SV Zeilsheim – SG Kinzenbach 2:0 (1:0). – Zeilsheim startete optimal: Gästekeeper Mustafa Yaman ließ einen harmlosen Schuss von Neuzugang Riki Harakawa abprallen, im anschließenden Kampf um den Ball kam Josef Sultani zu Fall, es gab Elfmeter. Raffael Grigorian verwandelte eiskalt (3.). Auch in der Folgezeit bekam Kinzenbach partout kein Bein auf den Boden und schwächte sich nach gut einer halben Stunde noch selbst: Kapitän Tommy Ried sah nach einem überharten Einsteigen gegen Verteidiger Sebastian Weigand glatt „Rot“ (31.). „Ich denke, die Rote Karte kann man geben, es war aber keine spielentscheidende Szene“, kommentierte Zeilsheims Präsident Peter Strauch den Platzverweis. „Es ist aber nicht so, dass Kinzenbach dadurch abgebaut und wir sie überrannt hätten.“ Nach der Pause kamen die Gäste mutiger aus der Kabine und zu einer Vielzahl guter Möglichkeiten: Yannik Mohr schoss aus der Distanz drüber (48.), Max Mohr setzte einen Freistoß ans Lattenkreuz (52.) und Sebastian Schadeberg verfehlte ebenfalls nur knapp (78.). Und Mirco Geisler traf auch nur den Pfosten (78.). Der Ausgleich wäre durchaus verdient gewesen, doch stattdessen fiel in der Nachspielzeit das 2:0. Der eingewechselte Dillon Fusohene bediente Hirakawa, der zum Endstand einschoss. „Am Ende zählt das Ergebnis“, so Strauch nüchtern.

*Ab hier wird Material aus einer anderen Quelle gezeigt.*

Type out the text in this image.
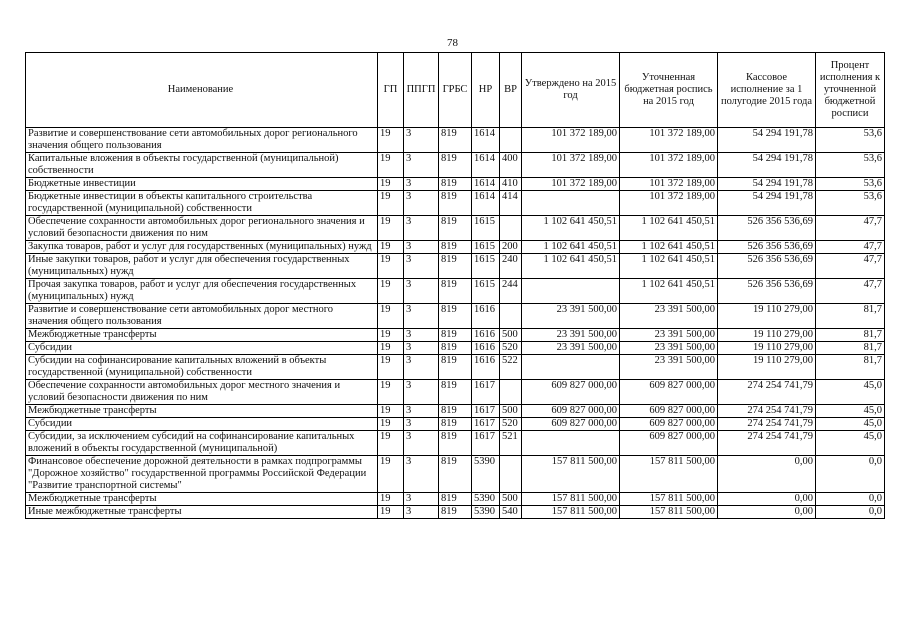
78
Наименование	ГП	ППГП	ГРБС	НР	ВР	Утверждено на 2015 год	Уточненная бюджетная роспись на 2015 год	Кассовое исполнение за 1 полугодие 2015 года	Процент исполнения к уточненной бюджетной росписи
Развитие и совершенствование сети автомобильных дорог регионального значения общего пользования	19	3	819	1614		101 372 189,00	101 372 189,00	54 294 191,78	53,6
Капитальные вложения в объекты государственной (муниципальной) собственности	19	3	819	1614	400	101 372 189,00	101 372 189,00	54 294 191,78	53,6
Бюджетные инвестиции	19	3	819	1614	410	101 372 189,00	101 372 189,00	54 294 191,78	53,6
Бюджетные инвестиции в объекты капитального строительства государственной (муниципальной) собственности	19	3	819	1614	414		101 372 189,00	54 294 191,78	53,6
Обеспечение сохранности автомобильных дорог регионального значения и условий безопасности движения по ним	19	3	819	1615		1 102 641 450,51	1 102 641 450,51	526 356 536,69	47,7
Закупка товаров, работ и услуг для государственных (муниципальных) нужд	19	3	819	1615	200	1 102 641 450,51	1 102 641 450,51	526 356 536,69	47,7
Иные закупки товаров, работ и услуг для обеспечения государственных (муниципальных) нужд	19	3	819	1615	240	1 102 641 450,51	1 102 641 450,51	526 356 536,69	47,7
Прочая закупка товаров, работ и услуг для обеспечения государственных (муниципальных) нужд	19	3	819	1615	244		1 102 641 450,51	526 356 536,69	47,7
Развитие и совершенствование сети автомобильных дорог местного значения общего пользования	19	3	819	1616		23 391 500,00	23 391 500,00	19 110 279,00	81,7
Межбюджетные трансферты	19	3	819	1616	500	23 391 500,00	23 391 500,00	19 110 279,00	81,7
Субсидии	19	3	819	1616	520	23 391 500,00	23 391 500,00	19 110 279,00	81,7
Субсидии на софинансирование капитальных вложений в объекты государственной (муниципальной) собственности	19	3	819	1616	522		23 391 500,00	19 110 279,00	81,7
Обеспечение сохранности автомобильных дорог местного значения и условий безопасности движения по ним	19	3	819	1617		609 827 000,00	609 827 000,00	274 254 741,79	45,0
Межбюджетные трансферты	19	3	819	1617	500	609 827 000,00	609 827 000,00	274 254 741,79	45,0
Субсидии	19	3	819	1617	520	609 827 000,00	609 827 000,00	274 254 741,79	45,0
Субсидии, за исключением субсидий на софинансирование капитальных вложений в объекты государственной (муниципальной)	19	3	819	1617	521		609 827 000,00	274 254 741,79	45,0
Финансовое обеспечение дорожной деятельности в рамках подпрограммы "Дорожное хозяйство" государственной программы Российской Федерации "Развитие транспортной системы"	19	3	819	5390		157 811 500,00	157 811 500,00	0,00	0,0
Межбюджетные трансферты	19	3	819	5390	500	157 811 500,00	157 811 500,00	0,00	0,0
Иные межбюджетные трансферты	19	3	819	5390	540	157 811 500,00	157 811 500,00	0,00	0,0
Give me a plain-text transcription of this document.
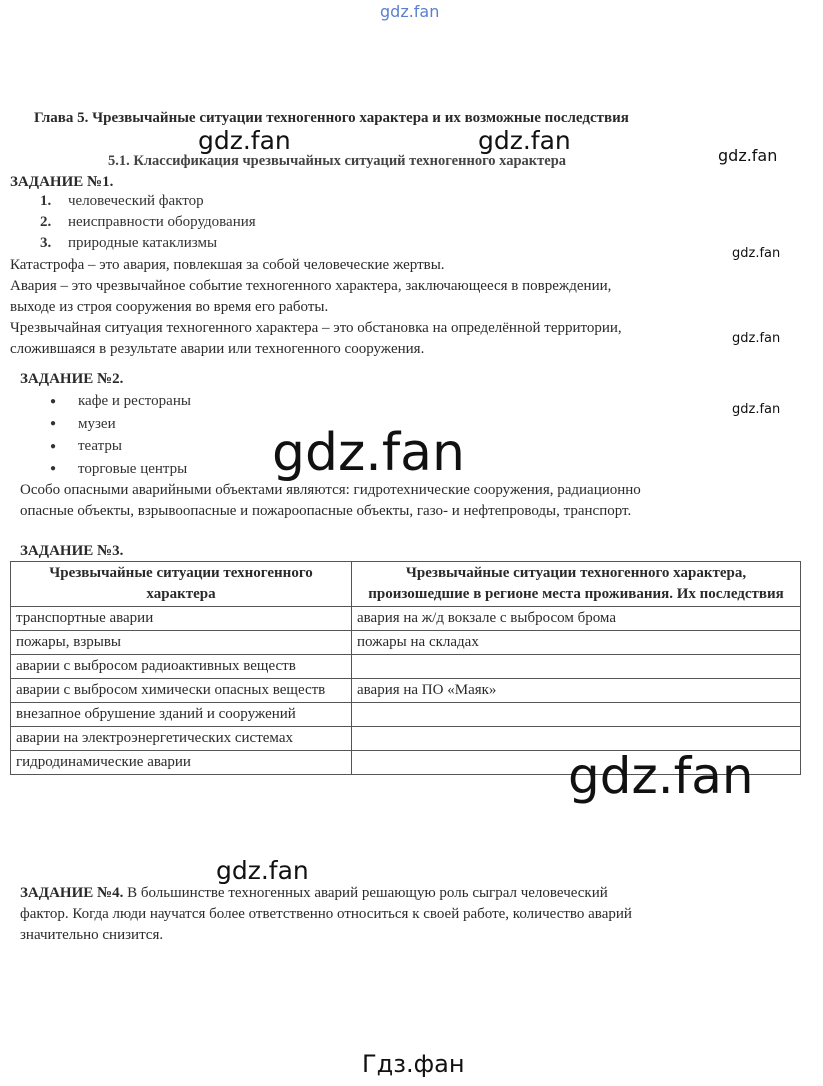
gdz.fan
Глава 5. Чрезвычайные ситуации техногенного характера и их возможные последствия
gdz.fan	gdz.fan
gdz.fan
5.1. Классификация чрезвычайных ситуаций техногенного характера
ЗАДАНИЕ №1.
1. человеческий фактор
2. неисправности оборудования
3. природные катаклизмы
Катастрофа – это авария, повлекшая за собой человеческие жертвы.
gdz.fan
Авария – это чрезвычайное событие техногенного характера, заключающееся в повреждении,
выходе из строя сооружения во время его работы.
Чрезвычайная ситуация техногенного характера – это обстановка на определённой территории,
gdz.fan
сложившаяся в результате аварии или техногенного сооружения.
ЗАДАНИЕ №2.
● кафе и рестораны
● музеи
● театры
● торговые центры
gdz.fan
gdz.fan
Особо опасными аварийными объектами являются: гидротехнические сооружения, радиационно
опасные объекты, взрывоопасные и пожароопасные объекты, газо- и нефтепроводы, транспорт.
ЗАДАНИЕ №3.
Чрезвычайные ситуации техногенного характера	Чрезвычайные ситуации техногенного характера, произошедшие в регионе места проживания. Их последствия
транспортные аварии	авария на ж/д вокзале с выбросом брома
пожары, взрывы	пожары на складах
аварии с выбросом радиоактивных веществ	
аварии с выбросом химически опасных веществ	авария на ПО «Маяк»
внезапное обрушение зданий и сооружений	
аварии на электроэнергетических системах	
гидродинамические аварии		gdz.fan
gdz.fan
ЗАДАНИЕ №4. В большинстве техногенных аварий решающую роль сыграл человеческий
фактор. Когда люди научатся более ответственно относиться к своей работе, количество аварий
значительно снизится.
Гдз.фан
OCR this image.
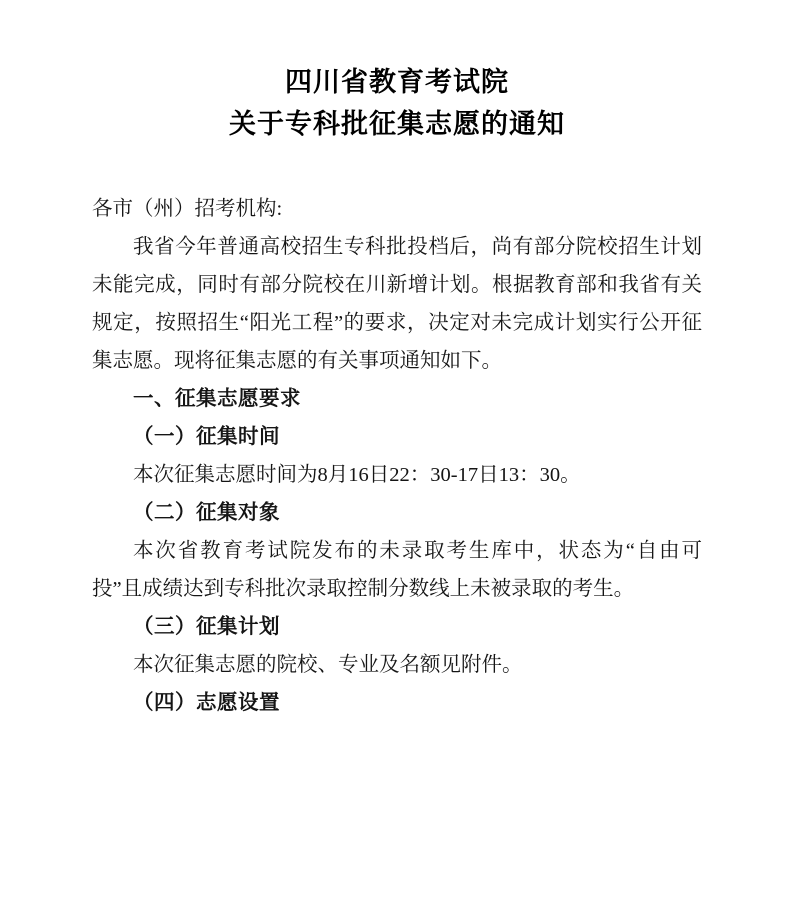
四川省教育考试院
关于专科批征集志愿的通知

各市（州）招考机构:

我省今年普通高校招生专科批投档后，尚有部分院校招生计划未能完成，同时有部分院校在川新增计划。根据教育部和我省有关规定，按照招生“阳光工程”的要求，决定对未完成计划实行公开征集志愿。现将征集志愿的有关事项通知如下。

一、征集志愿要求

（一）征集时间

本次征集志愿时间为8月16日22：30-17日13：30。

（二）征集对象

本次省教育考试院发布的未录取考生库中，状态为“自由可投”且成绩达到专科批次录取控制分数线上未被录取的考生。

（三）征集计划

本次征集志愿的院校、专业及名额见附件。

（四）志愿设置
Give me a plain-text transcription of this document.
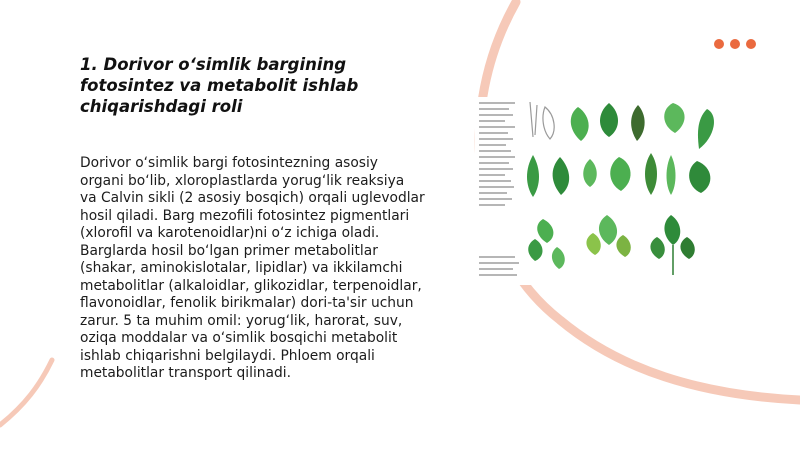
1. Dorivor o‘simlik bargining fotosintez va metabolit ishlab chiqarishdagi roli

Dorivor o‘simlik bargi fotosintezning asosiy organi bo‘lib, xloroplastlarda yorug‘lik reaksiya va Calvin sikli (2 asosiy bosqich) orqali uglevodlar hosil qiladi. Barg mezofili fotosintez pigmentlari (xlorofil va karotenoidlar)ni o‘z ichiga oladi. Barglarda hosil bo‘lgan primer metabolitlar (shakar, aminokislotalar, lipidlar) va ikkilamchi metabolitlar (alkaloidlar, glikozidlar, terpenoidlar, flavonoidlar, fenolik birikmalar) dori-ta'sir uchun zarur. 5 ta muhim omil: yorug‘lik, harorat, suv, oziqa moddalar va o‘simlik bosqichi metabolit ishlab chiqarishni belgilaydi. Phloem orqali metabolitlar transport qilinadi.
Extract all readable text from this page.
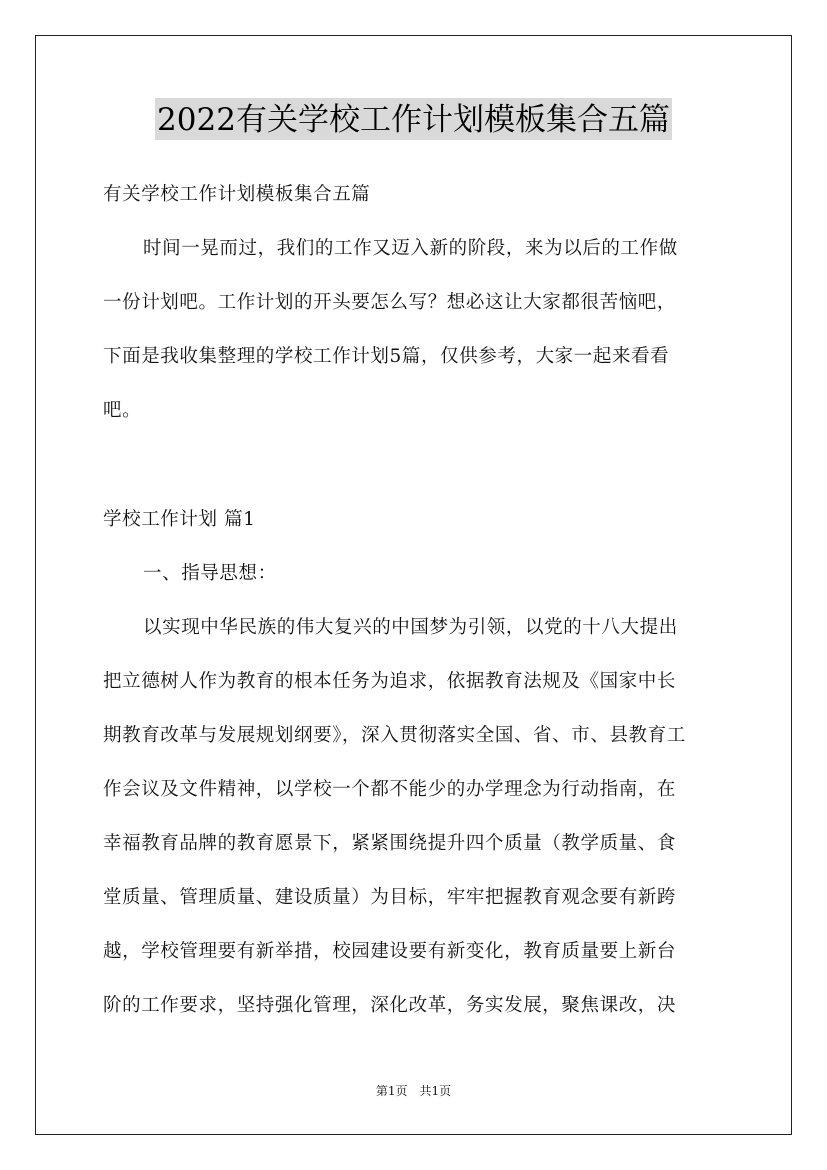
2022有关学校工作计划模板集合五篇
有关学校工作计划模板集合五篇
时间一晃而过，我们的工作又迈入新的阶段，来为以后的工作做
一份计划吧。工作计划的开头要怎么写？想必这让大家都很苦恼吧，
下面是我收集整理的学校工作计划5篇，仅供参考，大家一起来看看
吧。
学校工作计划 篇1
一、指导思想：
以实现中华民族的伟大复兴的中国梦为引领，以党的十八大提出
把立德树人作为教育的根本任务为追求，依据教育法规及《国家中长
期教育改革与发展规划纲要》，深入贯彻落实全国、省、市、县教育工
作会议及文件精神，以学校一个都不能少的办学理念为行动指南，在
幸福教育品牌的教育愿景下，紧紧围绕提升四个质量（教学质量、食
堂质量、管理质量、建设质量）为目标，牢牢把握教育观念要有新跨
越，学校管理要有新举措，校园建设要有新变化，教育质量要上新台
阶的工作要求，坚持强化管理，深化改革，务实发展，聚焦课改，决
第1页　共1页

TSV Bicken – Germania Schwanheim 2:1 (0:0). – Verletzungs- und krankheitsbedingte Ausfälle von etlichen Stammspielern, dazu einige Sperren, zwangen Tomas Pelayo dazu, eine halbe A-Jugend auf den Platz zu schicken. „Der letzte Ausfall war der von Karim Kuac wegen eines Bänderrisses im Training“, schilderte der Gästecoach. So mussten die U19-Verteidiger Aryan Assar und Ivan Samardzic in der ungewohnten Innenverteidigung spielen. Im Tor stand Reserve-Keeper Nicolas Stilger, und mit Nick Fiege (Außenverteidiger), Timur Arizoy (defensives Mittelfeld) und Orkan Bicakkiran (Sturm) gaben weitere drei junge Spieler ihr Debüt in der sechsten Liga. „Wir haben es im 4-4-2-System eigentlich gut gemacht“, lobte Pelayo seinen zusammengewürfelten Haufen. Direkt nach Wiederbeginn gingen die Gastgeber in Führung. Boris Vidovic schloss einen Konter erfolgreich ab (47.). „Der Knackpunkt war aber das 2:0“, stellte Pelayo klar. Eine hohe Flanke wähnte die komplette Schwanheimer Defensive im Toraus. „Leider haben alle, inklusive unseres Torwarts, aufgehört zu spielen“, ärgerte sich der Gästecoach. Nutznießer war Tomas Kager, der den Ball über die Linie drückte (76.). Vladimir Bogdanovic konnte erst in der Nachspielzeit noch verkürzen (90.+4.).